Lewis started his career at Fulham as a youngster, making his Football League debut as a substitute against Burnley on 17 October 1992. He went on to make five further league appearances for Fulham starting four matches and playing in one FA Cup game before dropping out of the league in 1993 for spells with Dover Athletic and Hendon. During his first spell with Hendon from 1996 to 1999, he made a total of 146 appearances scoring 68 goals, famously scoring the winner in an FA Cup 1st round replay at Leyton Orient. Lewis returned to league football in 1999 signing for Gillingham.

After a season and a half at Priestfield, Lewis transferred to Leicester City of the Premier League with subsequent spells at Brighton & Hove Albion (on loan), Swindon Town, Hull City, Brentford, Milton Keynes Dons and Stevenage Borough.

==Coaching career==
On 20 June 2008, Lewis was reunited with Peter Taylor, his manager at six previous clubs (Dover, Gillingham, Leicester, Brighton, Hull and Stevenage), joining the backroom staff at Wycombe Wanderers. When Taylor parted company with Wycombe by mutual consent in October 2009, Lewis also left the club with the pair subsequently reunited once again at Bradford City, the eighth club at which Lewis had worked with Taylor either as a player or as part of Taylor's coaching staff.

Between his roles at Wycombe and Bradford, Lewis joined Welwyn Garden City of the Spartan South Midlands League Premier Division.

In 2011 Lewis rejoined Hendon as player-coach, having been unemployed since leaving Bradford City towards the end of 2010–11.

On 19 June 2014, it was announced that Lewis would join the coaching staff at Leeds United, working as assistant coach under the newly appointed head coach Dave Hockaday. The appointment was met largely with surprise by the fans of Leeds United, as Lewis had previously been with eighth tier Hendon.

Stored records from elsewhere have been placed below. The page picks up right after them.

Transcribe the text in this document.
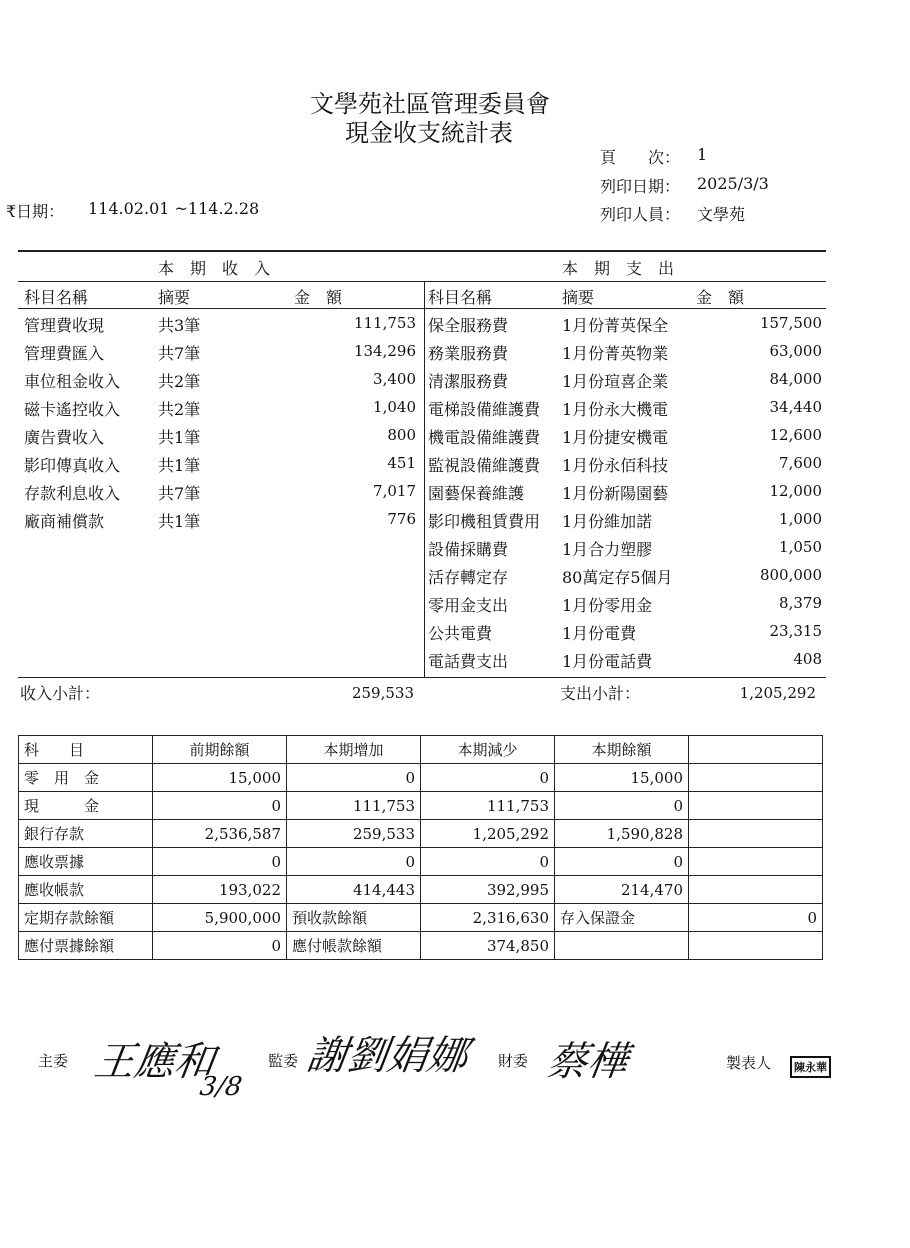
文學苑社區管理委員會
現金收支統計表
頁　　次： 1
列印日期： 2025/3/3
列印人員： 文學苑
₹日期： 114.02.01 ~114.2.28
本　期　收　入	本　期　支　出
科目名稱	摘要	金　額	科目名稱	摘要	金　額
管理費收現	共3筆	111,753
管理費匯入	共7筆	134,296
車位租金收入 共2筆	3,400
磁卡遙控收入 共2筆	1,040
廣告費收入	共1筆	800
影印傳真收入 共1筆	451
存款利息收入 共7筆	7,017
廠商補償款	共1筆	776
保全服務費	1月份菁英保全	157,500
務業服務費	1月份菁英物業	63,000
清潔服務費	1月份瑄喜企業	84,000
電梯設備維護費 1月份永大機電	34,440
機電設備維護費 1月份捷安機電	12,600
監視設備維護費 1月份永佰科技	7,600
園藝保養維護 1月份新陽園藝	12,000
影印機租賃費用 1月份維加諾	1,000
設備採購費	1月合力塑膠	1,050
活存轉定存	80萬定存5個月	800,000
零用金支出	1月份零用金	8,379
公共電費	1月份電費	23,315
電話費支出	1月份電話費	408
收入小計：	259,533	支出小計：	1,205,292
科　　目	前期餘額	本期增加	本期減少	本期餘額	
零　用　金	15,000	0	0	15,000	
現　　　金	0	111,753	111,753	0	
銀行存款	2,536,587	259,533	1,205,292	1,590,828	
應收票據	0	0	0	0	
應收帳款	193,022	414,443	392,995	214,470	
定期存款餘額	5,900,000	預收款餘額	2,316,630	存入保證金	0
應付票據餘額	0	應付帳款餘額	374,850		
主委 王應和
3/8
監委 謝劉娟娜 財委 蔡樺	製表人	陳永華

On 28 August 2014, Lewis and head coach Hockaday were sacked by owner Massimo Cellino, having been in the job for only 70 days.

He returned to coaching for the 2015–16 season with Canvey Island. In September 2015, he joined Boreham Wood as first team coach.

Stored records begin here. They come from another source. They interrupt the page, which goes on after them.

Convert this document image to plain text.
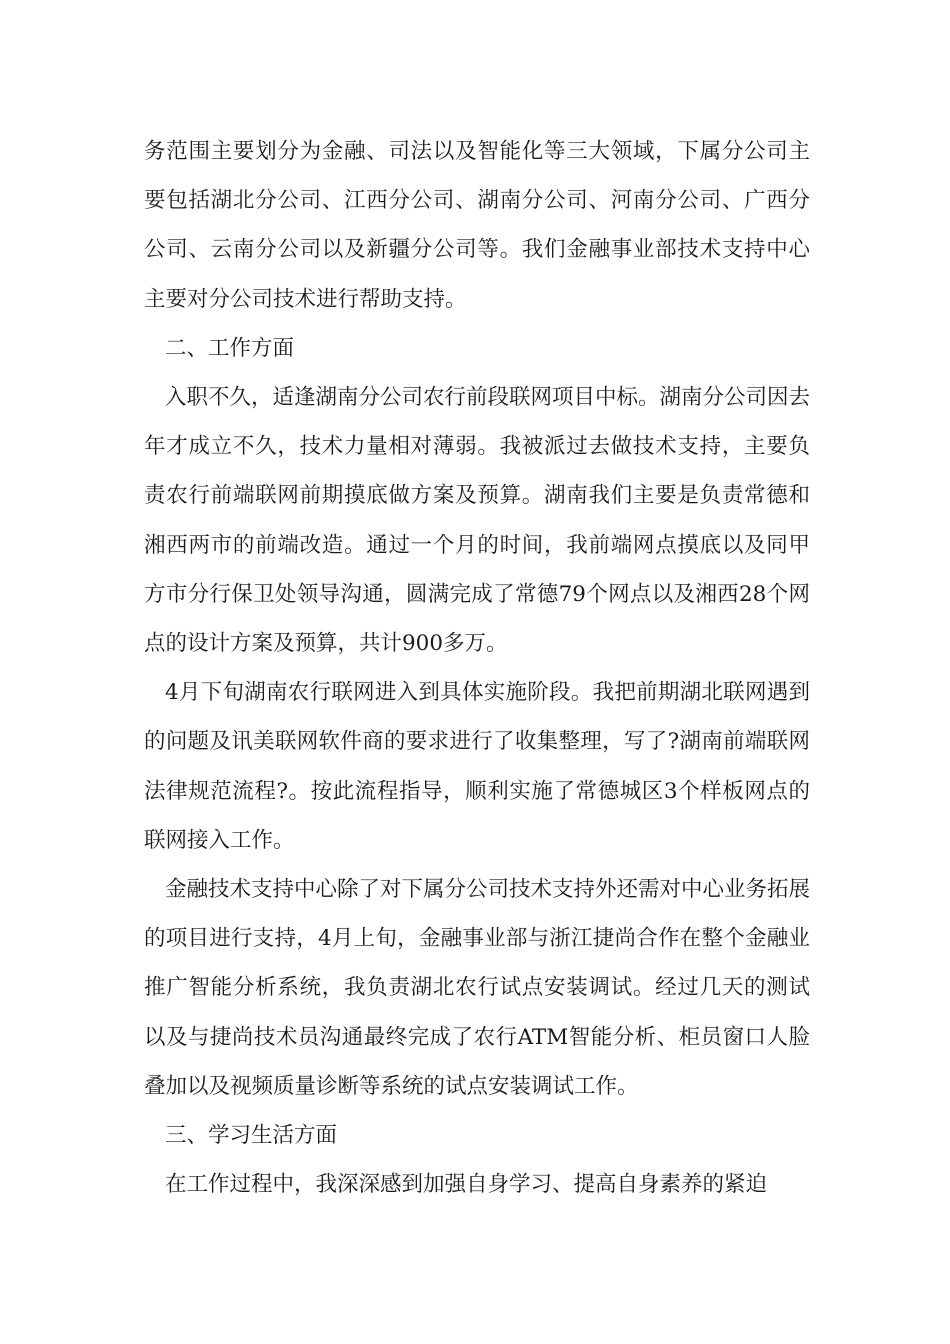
务范围主要划分为金融、司法以及智能化等三大领域，下属分公司主要包括湖北分公司、江西分公司、湖南分公司、河南分公司、广西分公司、云南分公司以及新疆分公司等。我们金融事业部技术支持中心主要对分公司技术进行帮助支持。

二、工作方面

入职不久，适逢湖南分公司农行前段联网项目中标。湖南分公司因去年才成立不久，技术力量相对薄弱。我被派过去做技术支持，主要负责农行前端联网前期摸底做方案及预算。湖南我们主要是负责常德和湘西两市的前端改造。通过一个月的时间，我前端网点摸底以及同甲方市分行保卫处领导沟通，圆满完成了常德79个网点以及湘西28个网点的设计方案及预算，共计900多万。

4月下旬湖南农行联网进入到具体实施阶段。我把前期湖北联网遇到的问题及讯美联网软件商的要求进行了收集整理，写了?湖南前端联网法律规范流程?。按此流程指导，顺利实施了常德城区3个样板网点的联网接入工作。

金融技术支持中心除了对下属分公司技术支持外还需对中心业务拓展的项目进行支持，4月上旬，金融事业部与浙江捷尚合作在整个金融业推广智能分析系统，我负责湖北农行试点安装调试。经过几天的测试以及与捷尚技术员沟通最终完成了农行ATM智能分析、柜员窗口人脸叠加以及视频质量诊断等系统的试点安装调试工作。

三、学习生活方面

在工作过程中，我深深感到加强自身学习、提高自身素养的紧迫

Lewis was appointed joint assistant manager alongside Darren Currie at Dagenham & Redbridge for the 2017–18 season.

Lewis joined Barnet as first team coach for the 2018–19 season, following manager John Still and assistant Currie to the Bees. Following the resignation of Still and the promotion of Currie to head coach, Lewis took over Currie's former role as assistant head coach.

Lewis, and Currie, left Barnet at the end of the 2019–20 season.